Publié le par Bertrand

Seconde parenthèse avant de retrouver Ossian demain. Elle est liée à la répétition qui vient d'avoir lieu comme indiqué dans une salle de classe. Cinq sur huit des acteurs étaient présents, les autres étaient empêchés. Dans une atmosphère très décontractée, nous avons pu ajuster certains moments de la pièce et profiter du passage de nombreuses personnes intéressées, certains se sont même assis, ont commenté, suggéré. L’après midi, Jenny, Françoise et Angeline ont mis au point leurs ballets jazz et tout s’est bien passé.
              C'était donc l’occasion de montrer les coulisses du théâtre au lycée. Le principe est de diffuser la pièce et de la rendre accessible le spectacle dont la date approche. À ce sujet, j'ai mené deux actions au sein de l'établissement : à l'occasion du bac blanc de français, j'ai proposé dans le corpus des textes donnés à étudier, un extrait du Ceilidh. Il s'agissait de la scène quatre de l’acte un qui se joue entre Rebecca et Ronald. Le texte trouvait sa place dans un ensemble qui donnait à réfléchir sur les scènes d'affrontement où un personnage est jaloux et l'autre tente de se défendre.
              D'autre part, le proviseur adjoint a préparé une circulaire destinée aux professeurs de lettres et d'anglais du lycée afin que les collègues préparent leurs élèves à assister à la représentation. J'ai ajouté à cette circulaire un texte de deux pages visant à exposer dans ses grandes lignes le contenu du travail. Je n’ai rien fait d’original, simplement repris les deux pages qu’on trouve en annexe du Ceilidh et que j'ai baptisées « Exploitation pédagogique ».
              Lorsque j'ai proposé aux comédiens de l'atelier de faire eux-mêmes une présentation au sein de leurs classes (il s'agit de la première S1, et des secondes 1 et 5, Julie étant déjà intervenue dans sa classe de terminale L), ils ont accueilli l’idée avec beaucoup d'enthousiasme et m’ont même proposé de le généraliser à toutes les classes. Par conséquent, dès lundi, ils semblent prêts à s’organiser… La présentation du Loft History 2084 en 2003 avait donné lieu à des débordements au niveau de spectateurs les plus turbulents qui étaient venus en masse et qui avaient lâché prise ou ne s'étaient pas suffisamment impliqués dans l'écoute.

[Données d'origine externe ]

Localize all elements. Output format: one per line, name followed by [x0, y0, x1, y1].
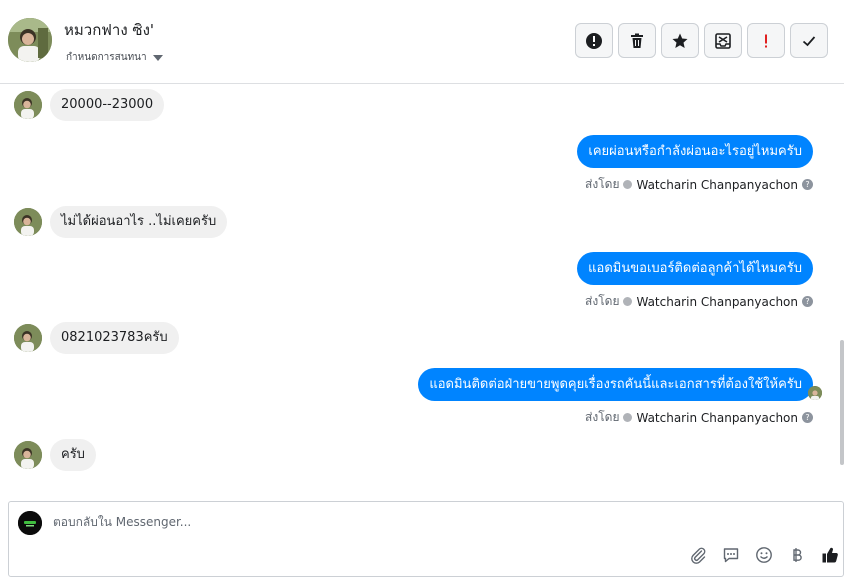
page-avatar	[18, 511, 42, 535]
help-icon[interactable]: ?	[802, 179, 813, 190]
alert-button[interactable]	[575, 23, 613, 58]
baht-icon	[792, 547, 802, 562]
like-button[interactable]	[819, 544, 840, 565]
sent-by-info: ส่งโดย Watcharin Chanpanyachon ?	[585, 175, 813, 194]
sent-by-info: ส่งโดย Watcharin Chanpanyachon ?	[585, 408, 813, 427]
star-icon	[672, 33, 688, 48]
spam-icon	[765, 34, 767, 47]
conversation-options-label: กำหนดการสนทนา	[66, 52, 147, 63]
trash-icon	[631, 33, 643, 48]
message-bubble[interactable]: ไม่ได้ผ่อนอาไร ..ไม่เคยครับ	[50, 206, 228, 238]
reply-composer	[8, 501, 844, 577]
emoji-button[interactable]	[753, 544, 774, 565]
page-icon	[623, 180, 633, 189]
sender-name[interactable]: Watcharin Chanpanyachon	[636, 178, 798, 192]
contact-mini-avatar	[14, 324, 42, 352]
message-bubble[interactable]: 20000--23000	[50, 89, 165, 121]
sender-name[interactable]: Watcharin Chanpanyachon	[636, 295, 798, 309]
page-icon	[623, 297, 633, 306]
outgoing-message-bubble[interactable]: เคยผ่อนหรือกำลังผ่อนอะไรอยู่ไหมครับ	[577, 135, 813, 168]
incoming-message: 20000--23000	[14, 89, 165, 121]
outgoing-message-bubble[interactable]: แอดมินขอเบอร์ติดต่อลูกค้าได้ไหมครับ	[577, 252, 813, 285]
sent-by-info: ส่งโดย Watcharin Chanpanyachon ?	[585, 292, 813, 311]
incoming-message: ไม่ได้ผ่อนอาไร ..ไม่เคยครับ	[14, 206, 228, 238]
payment-button[interactable]	[786, 544, 807, 565]
contact-avatar[interactable]	[8, 18, 52, 62]
mark-done-button[interactable]	[790, 23, 828, 58]
composer-tools	[687, 544, 840, 565]
conversation-options[interactable]: กำหนดการสนทนา	[66, 50, 163, 65]
attach-button[interactable]	[687, 544, 708, 565]
contact-mini-avatar	[14, 91, 42, 119]
seen-avatar	[808, 386, 822, 400]
thumbs-up-icon	[822, 547, 838, 563]
message-bubble[interactable]: ครับ	[50, 439, 96, 471]
outgoing-message-bubble[interactable]: แอดมินติดต่อฝ่ายขายพูดคุยเรื่องรถคันนี้แ…	[418, 368, 813, 401]
reply-input[interactable]	[53, 515, 653, 529]
check-icon	[802, 35, 816, 46]
delete-button[interactable]	[618, 23, 656, 58]
saved-reply-button[interactable]	[720, 544, 741, 565]
emoji-icon	[755, 546, 772, 563]
incoming-message: ครับ	[14, 439, 96, 471]
thread-scrollbar[interactable]	[840, 340, 844, 465]
help-icon[interactable]: ?	[802, 296, 813, 307]
spam-button[interactable]	[747, 23, 785, 58]
sender-name[interactable]: Watcharin Chanpanyachon	[636, 411, 798, 425]
message-thread: 20000--23000 เคยผ่อนหรือกำลังผ่อนอะไรอยู…	[0, 85, 838, 497]
sent-by-label: ส่งโดย	[585, 177, 620, 191]
sent-by-label: ส่งโดย	[585, 294, 620, 308]
help-icon[interactable]: ?	[802, 412, 813, 423]
mark-unread-button[interactable]	[704, 23, 742, 58]
incoming-message: 0821023783ครับ	[14, 322, 179, 354]
thread-actions	[575, 23, 828, 58]
contact-mini-avatar	[14, 208, 42, 236]
caret-down-icon	[152, 54, 163, 61]
star-button[interactable]	[661, 23, 699, 58]
conversation-header: หมวกฟาง ซิง' กำหนดการสนทนา	[0, 0, 844, 84]
mark-unread-icon	[715, 32, 731, 49]
page-icon	[623, 413, 633, 422]
contact-name[interactable]: หมวกฟาง ซิง'	[64, 18, 154, 42]
contact-mini-avatar	[14, 441, 42, 469]
alert-icon	[586, 32, 602, 49]
sent-by-label: ส่งโดย	[585, 410, 620, 424]
saved-reply-icon	[723, 547, 738, 562]
attachment-icon	[690, 547, 705, 564]
message-bubble[interactable]: 0821023783ครับ	[50, 322, 179, 354]
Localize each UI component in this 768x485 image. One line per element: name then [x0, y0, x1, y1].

L'année suivante, pour que la chose ne se répète pas, j'avais mis au point une stratégie : une présentation de la pièce dans toutes les classes. C'était un travail de Romain et j’ai refusé de recommencer cette année même si, en 2004, pour le Tennessee club, la récompense avait été une magnifique audience de la part des spectateurs. Je crois qu'en adoptant une telle stratégie, chacun y trouvera son compte. Je remets à la fin de cet article le plan de cette fameuse « exploitation pédagogique », mais il y aura quelque chose en plus pour ceux que les élèves viendront visiter… C’est cette possibilité de demander aux acteurs, puisqu'ils seront présents, de jouer une «  bande-annonce » comme nous l'avions fait au milieu de la cour de récréation les années précédentes…
 
Intro : le principe et le fonctionnement de l’atelier
1. La réalité et la fable.
2. « le Ceilidh », une pièce dans la pièce. Un procédé cher à Shakespeare.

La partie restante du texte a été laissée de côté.